Guaranteeing cybersecurity outside the company walls
The issue of mobility and that of IT security do not really go hand in hand. So, to ensure continued cybersecurity when teleworking, a simple switchover to remote working must be possible, so that employees hardly have to change their habits, thus limiting the loss of reference points, often synonymous with a loss of good practices and reflexes. Thus, in as far as possible, IT managers should provide employees with the same working environment as in the company, along with a host of IT guides and procedures. “We should no longer look at the subject of cybersecurity from a technical point of view, but rather from the point of view of use, with it being therefore oriented towards employees” says Bertrand Méens . How do you launch your VPN? How do you set up this or that software? How do you encrypt and protect your files? Or put your device on standby, not leaving your computer unattended on the train, in the car and even within the family circle... Even if it seems like a laundry list, the need to remind people of good teleworking practices is essential. At the same time, IT departments can implement enhanced security measures on workstations, such as automatic locking or blocking access to personal peripherals, and pre-configure equipment to limit the autonomy of employees. “This provides a certain degree of comfort for the employees and a framework with a defined security model for the company”, adds Bertrand Méens.
What about securing remote access?
Although teleworking has been around for years, it is now widespread in almost all business areas for a company, directly impacting on IS mapping. Ten years ago, IT managers had a single point of entry, but today more and more companies are dealing with teleworking, a multi-cloud approach and collaborative tools that are scattered.
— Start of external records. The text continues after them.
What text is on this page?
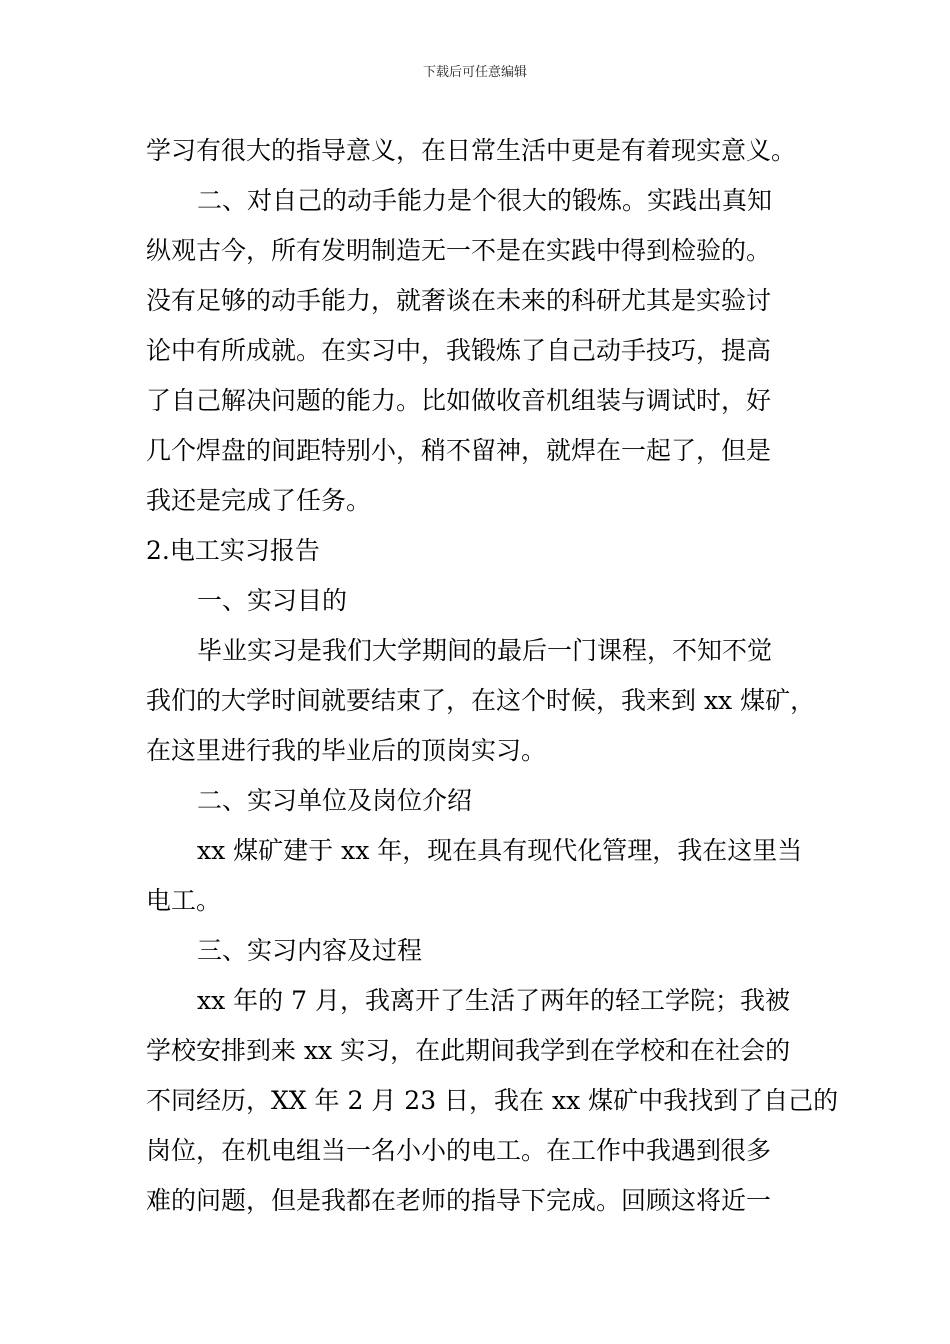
下载后可任意编辑
学习有很大的指导意义，在日常生活中更是有着现实意义。
二、对自己的动手能力是个很大的锻炼。实践出真知
纵观古今，所有发明制造无一不是在实践中得到检验的。
没有足够的动手能力，就奢谈在未来的科研尤其是实验讨
论中有所成就。在实习中，我锻炼了自己动手技巧，提高
了自己解决问题的能力。比如做收音机组装与调试时，好
几个焊盘的间距特别小，稍不留神，就焊在一起了，但是
我还是完成了任务。
2.电工实习报告
一、实习目的
毕业实习是我们大学期间的最后一门课程，不知不觉
我们的大学时间就要结束了，在这个时候，我来到 xx 煤矿，
在这里进行我的毕业后的顶岗实习。
二、实习单位及岗位介绍
xx 煤矿建于 xx 年，现在具有现代化管理，我在这里当
电工。
三、实习内容及过程
xx 年的 7 月，我离开了生活了两年的轻工学院；我被
学校安排到来 xx 实习，在此期间我学到在学校和在社会的
不同经历，XX 年 2 月 23 日，我在 xx 煤矿中我找到了自己的
岗位，在机电组当一名小小的电工。在工作中我遇到很多
难的问题，但是我都在老师的指导下完成。回顾这将近一
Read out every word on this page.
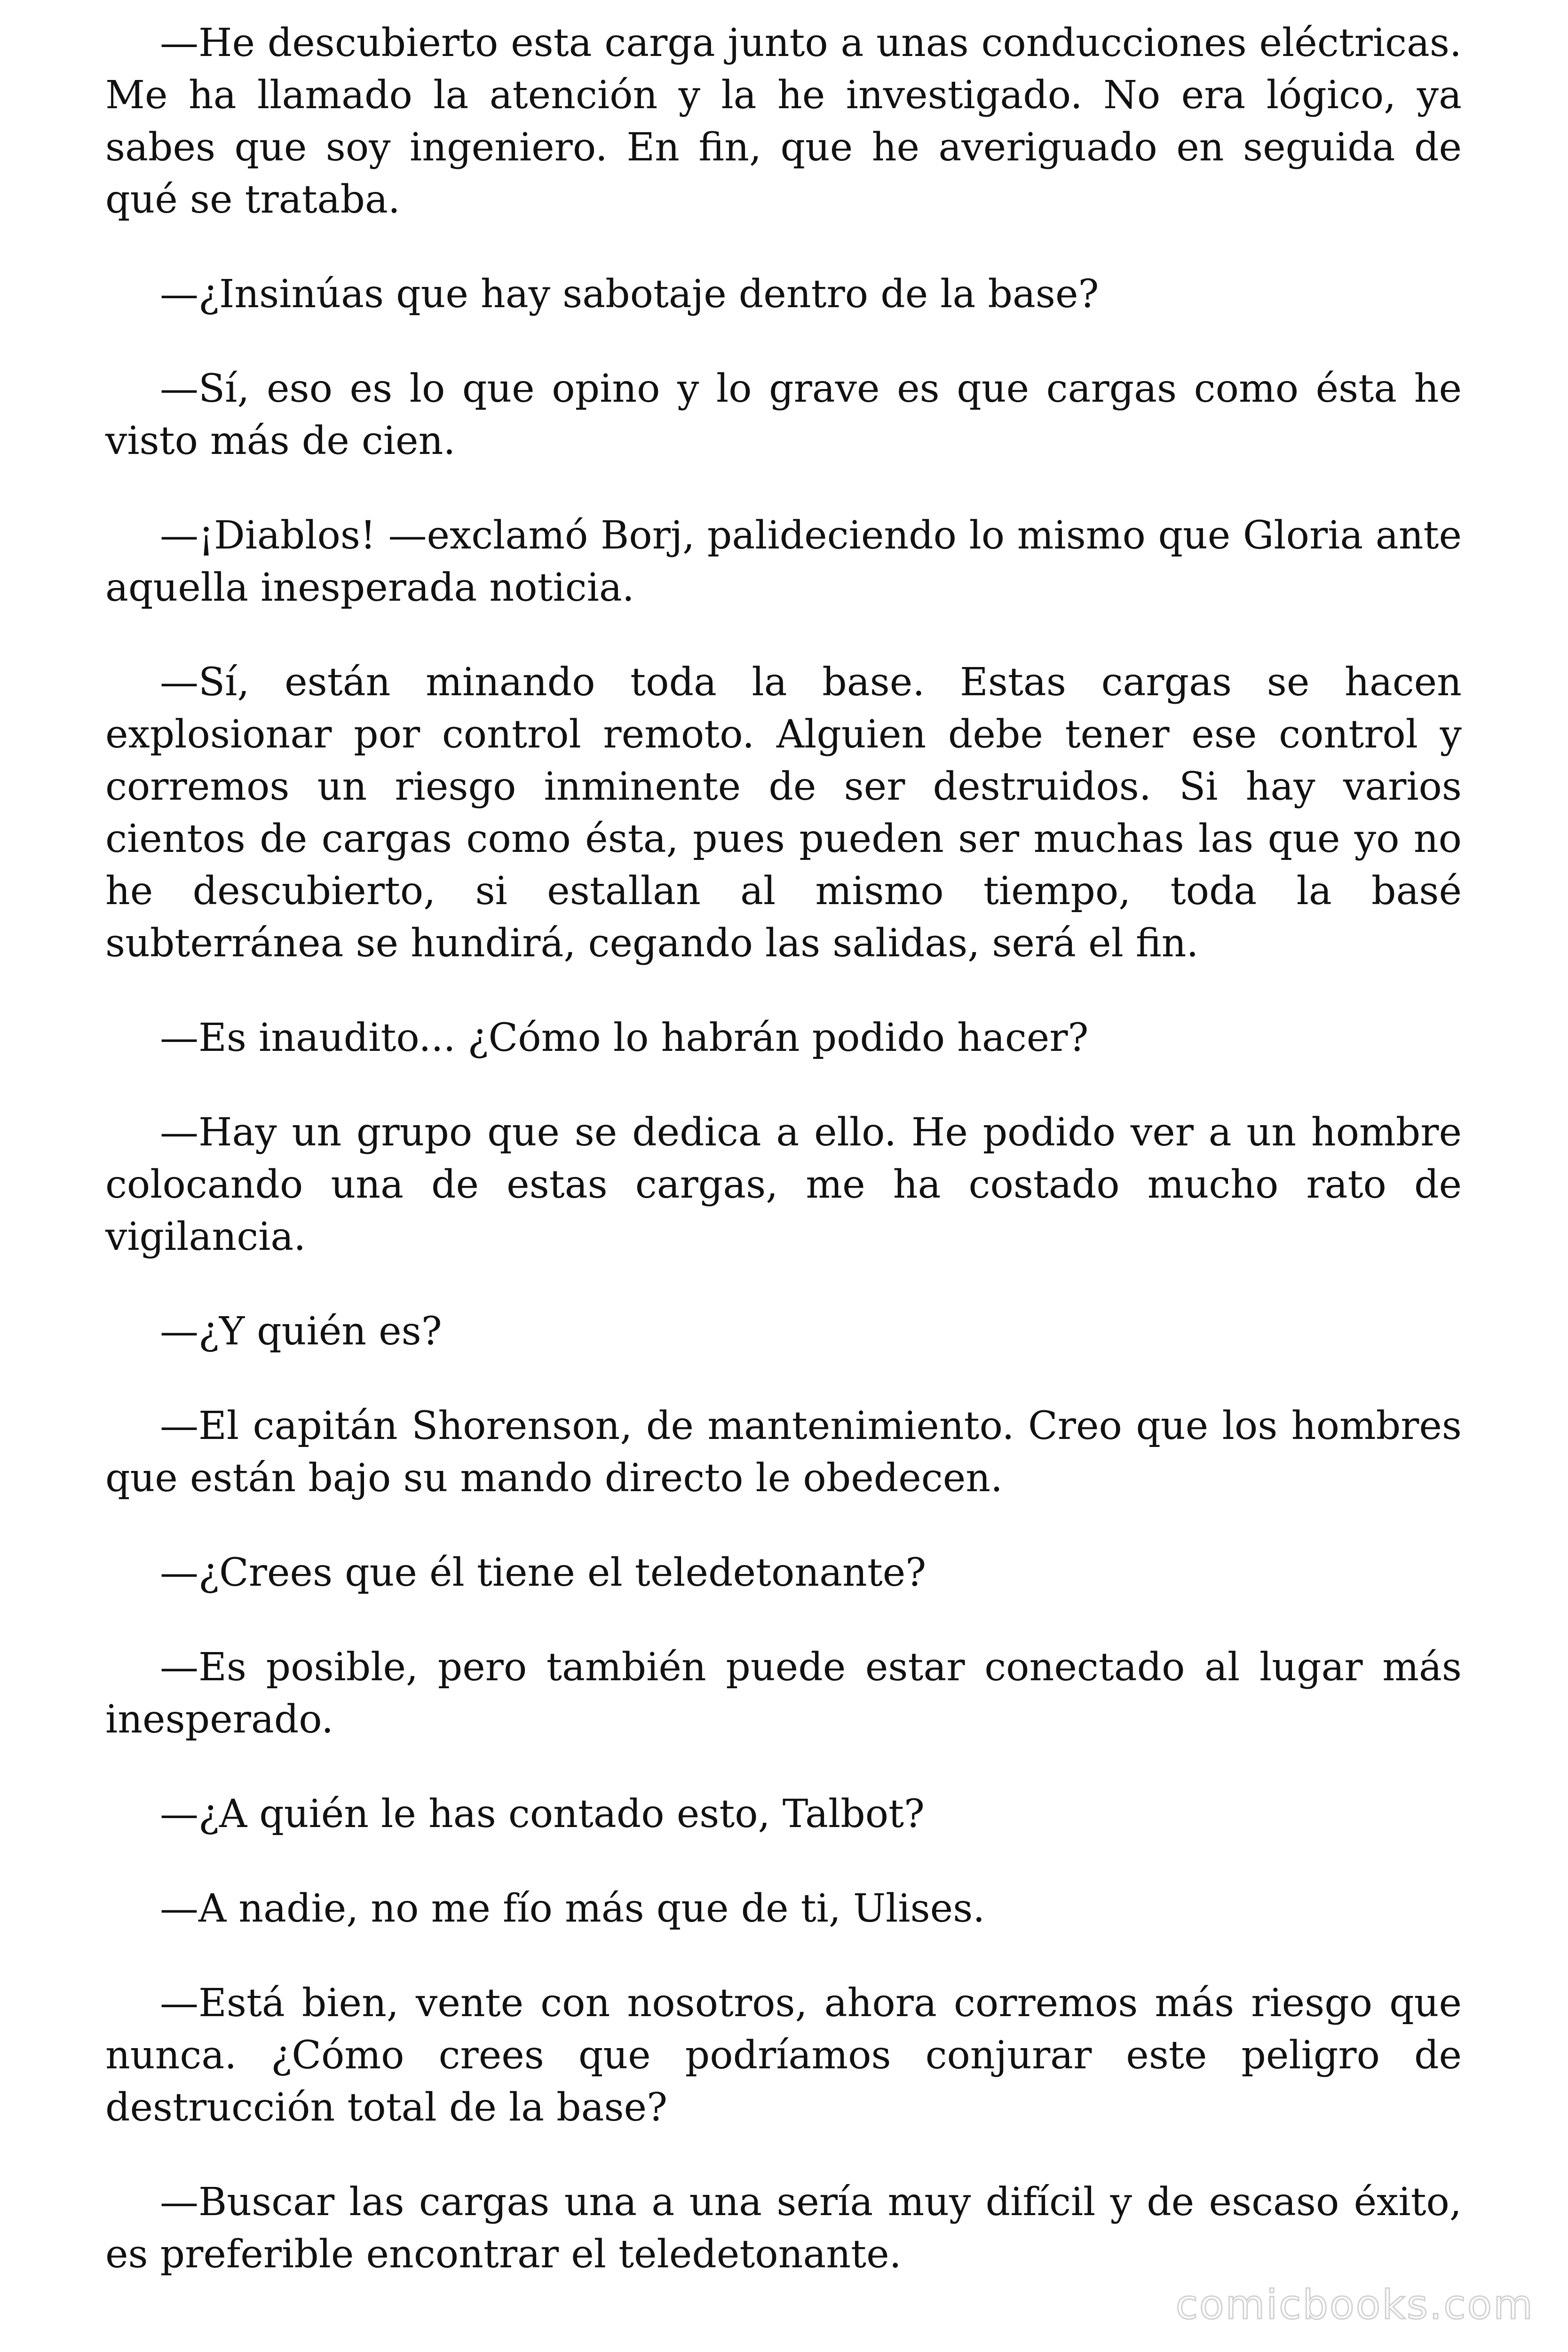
—He descubierto esta carga junto a unas conducciones eléctricas. Me ha llamado la atención y la he investigado. No era lógico, ya sabes que soy ingeniero. En fin, que he averiguado en seguida de qué se trataba.

—¿Insinúas que hay sabotaje dentro de la base?

—Sí, eso es lo que opino y lo grave es que cargas como ésta he visto más de cien.

—¡Diablos! —exclamó Borj, palideciendo lo mismo que Gloria ante aquella inesperada noticia.

—Sí, están minando toda la base. Estas cargas se hacen explosionar por control remoto. Alguien debe tener ese control y corremos un riesgo inminente de ser destruidos. Si hay varios cientos de cargas como ésta, pues pueden ser muchas las que yo no he descubierto, si estallan al mismo tiempo, toda la basé subterránea se hundirá, cegando las salidas, será el fin.

—Es inaudito... ¿Cómo lo habrán podido hacer?

—Hay un grupo que se dedica a ello. He podido ver a un hombre colocando una de estas cargas, me ha costado mucho rato de vigilancia.

—¿Y quién es?

—El capitán Shorenson, de mantenimiento. Creo que los hombres que están bajo su mando directo le obedecen.

—¿Crees que él tiene el teledetonante?

—Es posible, pero también puede estar conectado al lugar más inesperado.

—¿A quién le has contado esto, Talbot?

—A nadie, no me fío más que de ti, Ulises.

—Está bien, vente con nosotros, ahora corremos más riesgo que nunca. ¿Cómo crees que podríamos conjurar este peligro de destrucción total de la base?

—Buscar las cargas una a una sería muy difícil y de escaso éxito, es preferible encontrar el teledetonante.

comicbooks.com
We are therefore seeing a major change in the IT paradigm, and technical measures need to be put in place to limit the risk of exposure of teleworkers’ workstations: “Strict firewall rules must be established and all traffic must be routed through the company’s network”, says Maxime Nempont. Security must also be focused on the workstation itself, with Endpoint solutions. Not to mention the use of VPNs, which are still widely used to secure remote exchanges and IT connections. Vigilance is still required, however, since VPNs are far from foolproof and additional measures such as the use of dual authentication (2FA) or multi-factor authentication (MFA) are recommended.
Another issue raised by the widespread use of teleworking is how to secure mobile workstations. Smartphones are increasingly being used as a second desktop, and employees’ vigilance often tends to be lower when dealing with these mobile devices. It is therefore necessary to restrict the use of mobile workstations as much as possible and to have them pre-configured by the IT teams. “You have to define ‘application bubbles’ with the software solutions you want to authorise and secure them” explains Bertrand Méens. Another possible solution is enrolment with Mobile Device Management (MDM) tools, in particular to guarantee the application of security rules and to have the capacity to remotely erase data from a terminal in the event of loss or theft.
CIOs, who’ve been very busy in 2020, already have an ambitious roadmap for the coming months, and a key role to play in organising enhanced cybersecurity in teleworking.